When it comes to iconography, artists of the North Indian tradition tend to follow a common vocabulary of motifs—instantly recognisable scenes depicting Durga on her lion, battling Mahishasur in his bull avatar—or Krishna and Radha embracing in the forest of Vrindavan. In the hills, however, things are different. Berhendt indicates an image of Durga battling Mahishasur—a common enough subject, but the style of this painting is like nothing I’ve ever seen. For one, Mahishsur is depicted both in his human form, and then again as an elephant. Not only is the demon not in his most commonly identifiable avatar of the bull—the artist has shown him shape-shifting from one form to the next, creating a sense of linear narrative within the painting. 

“Someone who is clearly reading the text found this interesting passage where Durga cuts off Mahisha's head and he appears as an elephant, and is immediately defeated,” Behrendt says. Another interesting aspect of this work is that Durga is kneeling, rather than standing, on her tiger. “The iconography [is so unique]—it's clear that someone wasn't looking at another artwork. They were reading the text. And so one of the things, in terms of my organisation, was to think about text, and to think about how they were reading them, and then very creatively interpreting them.”

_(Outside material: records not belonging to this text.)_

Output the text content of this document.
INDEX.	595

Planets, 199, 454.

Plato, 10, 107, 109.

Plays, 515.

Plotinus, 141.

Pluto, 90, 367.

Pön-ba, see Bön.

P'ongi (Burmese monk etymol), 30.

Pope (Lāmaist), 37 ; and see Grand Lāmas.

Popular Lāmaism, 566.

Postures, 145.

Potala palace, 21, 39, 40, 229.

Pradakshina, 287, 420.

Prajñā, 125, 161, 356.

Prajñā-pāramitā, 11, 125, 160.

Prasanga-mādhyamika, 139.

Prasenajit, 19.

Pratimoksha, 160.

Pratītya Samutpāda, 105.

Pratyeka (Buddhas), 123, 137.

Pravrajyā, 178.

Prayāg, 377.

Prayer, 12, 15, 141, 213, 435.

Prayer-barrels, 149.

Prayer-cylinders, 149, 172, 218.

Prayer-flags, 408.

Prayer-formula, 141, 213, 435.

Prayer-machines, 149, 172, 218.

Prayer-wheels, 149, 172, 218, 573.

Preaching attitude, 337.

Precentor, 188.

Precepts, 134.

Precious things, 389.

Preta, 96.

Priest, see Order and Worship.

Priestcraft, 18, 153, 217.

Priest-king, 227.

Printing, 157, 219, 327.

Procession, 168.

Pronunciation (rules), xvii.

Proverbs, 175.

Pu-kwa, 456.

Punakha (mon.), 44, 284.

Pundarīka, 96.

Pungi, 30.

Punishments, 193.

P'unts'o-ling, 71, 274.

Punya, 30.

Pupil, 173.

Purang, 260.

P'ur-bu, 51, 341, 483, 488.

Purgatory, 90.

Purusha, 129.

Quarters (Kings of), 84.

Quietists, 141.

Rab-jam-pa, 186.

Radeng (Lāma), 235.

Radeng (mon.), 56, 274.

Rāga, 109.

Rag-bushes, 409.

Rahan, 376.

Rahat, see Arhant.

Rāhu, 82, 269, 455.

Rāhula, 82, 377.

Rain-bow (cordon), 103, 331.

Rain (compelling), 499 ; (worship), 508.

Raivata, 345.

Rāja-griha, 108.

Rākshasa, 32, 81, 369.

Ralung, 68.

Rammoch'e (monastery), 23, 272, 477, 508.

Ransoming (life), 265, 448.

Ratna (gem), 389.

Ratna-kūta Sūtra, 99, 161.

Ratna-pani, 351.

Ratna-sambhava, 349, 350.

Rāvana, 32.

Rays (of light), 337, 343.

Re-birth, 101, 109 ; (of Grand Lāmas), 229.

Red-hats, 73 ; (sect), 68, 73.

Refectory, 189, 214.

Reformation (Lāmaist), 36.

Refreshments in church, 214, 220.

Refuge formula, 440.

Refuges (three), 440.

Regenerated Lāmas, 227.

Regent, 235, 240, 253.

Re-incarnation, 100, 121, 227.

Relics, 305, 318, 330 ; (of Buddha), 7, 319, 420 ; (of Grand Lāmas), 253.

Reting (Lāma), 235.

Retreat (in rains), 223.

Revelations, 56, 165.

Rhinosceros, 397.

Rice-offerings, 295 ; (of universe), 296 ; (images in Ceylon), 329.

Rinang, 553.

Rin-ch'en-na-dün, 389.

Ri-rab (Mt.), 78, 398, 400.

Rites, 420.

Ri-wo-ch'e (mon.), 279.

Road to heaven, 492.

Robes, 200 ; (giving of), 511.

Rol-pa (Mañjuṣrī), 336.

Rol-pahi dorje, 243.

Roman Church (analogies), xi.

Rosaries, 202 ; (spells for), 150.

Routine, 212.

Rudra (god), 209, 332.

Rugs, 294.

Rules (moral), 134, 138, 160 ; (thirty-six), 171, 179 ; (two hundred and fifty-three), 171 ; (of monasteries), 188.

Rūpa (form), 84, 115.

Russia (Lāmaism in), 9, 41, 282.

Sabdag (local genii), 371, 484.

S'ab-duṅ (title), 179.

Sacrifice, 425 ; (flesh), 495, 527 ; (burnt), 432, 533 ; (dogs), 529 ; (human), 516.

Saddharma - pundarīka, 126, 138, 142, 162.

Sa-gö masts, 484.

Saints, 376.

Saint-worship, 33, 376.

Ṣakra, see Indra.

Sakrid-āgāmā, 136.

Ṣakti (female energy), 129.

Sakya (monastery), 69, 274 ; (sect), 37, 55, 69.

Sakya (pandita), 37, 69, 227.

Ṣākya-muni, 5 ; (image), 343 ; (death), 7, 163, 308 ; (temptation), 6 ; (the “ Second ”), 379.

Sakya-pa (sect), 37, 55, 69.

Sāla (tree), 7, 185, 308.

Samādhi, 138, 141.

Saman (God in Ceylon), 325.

Attributed to the Master at the Court of Mankot, Durga confronting the Demon Mahisha in the form of an Elephant, folio from a dispersed Devi Mahatmya series, India, Punjab Hills, kingdom of Mankot, 1680–1730. Opaque watercolour and gold on paper.

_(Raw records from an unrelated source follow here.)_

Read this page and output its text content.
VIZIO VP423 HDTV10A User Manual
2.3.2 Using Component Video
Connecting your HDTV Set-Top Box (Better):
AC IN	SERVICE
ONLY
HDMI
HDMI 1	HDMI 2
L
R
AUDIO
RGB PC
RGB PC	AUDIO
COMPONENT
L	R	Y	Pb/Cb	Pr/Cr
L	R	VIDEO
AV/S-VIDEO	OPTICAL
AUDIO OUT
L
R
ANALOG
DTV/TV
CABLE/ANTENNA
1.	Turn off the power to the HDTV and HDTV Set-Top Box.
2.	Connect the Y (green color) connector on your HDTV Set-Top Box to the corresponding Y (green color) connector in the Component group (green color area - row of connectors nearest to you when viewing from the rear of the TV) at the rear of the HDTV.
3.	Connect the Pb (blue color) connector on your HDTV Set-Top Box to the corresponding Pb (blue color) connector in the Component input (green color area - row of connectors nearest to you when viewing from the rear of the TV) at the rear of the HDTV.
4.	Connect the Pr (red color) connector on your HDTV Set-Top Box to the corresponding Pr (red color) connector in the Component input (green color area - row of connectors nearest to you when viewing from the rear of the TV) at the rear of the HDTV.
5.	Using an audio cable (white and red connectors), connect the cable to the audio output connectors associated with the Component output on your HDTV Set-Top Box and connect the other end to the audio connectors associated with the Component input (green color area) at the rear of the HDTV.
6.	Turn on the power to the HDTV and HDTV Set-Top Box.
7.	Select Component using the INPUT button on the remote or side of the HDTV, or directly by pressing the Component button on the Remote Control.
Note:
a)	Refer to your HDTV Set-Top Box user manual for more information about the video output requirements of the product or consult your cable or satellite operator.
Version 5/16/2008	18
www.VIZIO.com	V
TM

Attributed to the Master at the Court of Mankot, Durga confronting the Demon Mahisha in the form of an Elephant, folio from a dispersed Devi Mahatmya series, India, Punjab Hills, kingdom of Mankot, 1680–1730. Opaque watercolour and gold on paper.

Despite the unique motifs of the Pahari tradition, there are some that are distinctly Mughal or Rajasthani in their style. A painting that especially moved me was one in which Krishna, sitting in the shade of an umbrella and surrounded by cows and devotees, celebrates the coming of the monsoon. The artist has captured the energy and the stillness of the rain—the dark trees and the blooming lotuses brim with life and emotion, and the composition is reminiscent of the raga mala style. “There must have been a lot of exchange of artists,” Behrendt considers. Indeed, Nainsukh and his older brother Manaku, both frontrunners of the Pahari tradition, were inextricably linked with Mughal miniature form. The coming and going of artists from the Mughal courts on the plains to the small mountain kingdoms had a lot more to do with geography than anything else. “You have these valleys coming up into the high mountains, and these courts are up there,” explains Berhendt. “You can't really go from one valley to the next very easily. You have to go back down onto the plains and all the way back up into the mountains—so they were aware of what was happening on the plains. And also I think [the patrons] were just simply fighting over these good artists.”

Krishna Steals the Clothing of the Gopis (Female Cowherds), folio from, Attributed to The Early Master at the Court of Mandi, the devotional text of the Bhagavata Purana India, Punjab Hills, kingdom of Mandi, ca. 1640 Opaque watercolour and gold on …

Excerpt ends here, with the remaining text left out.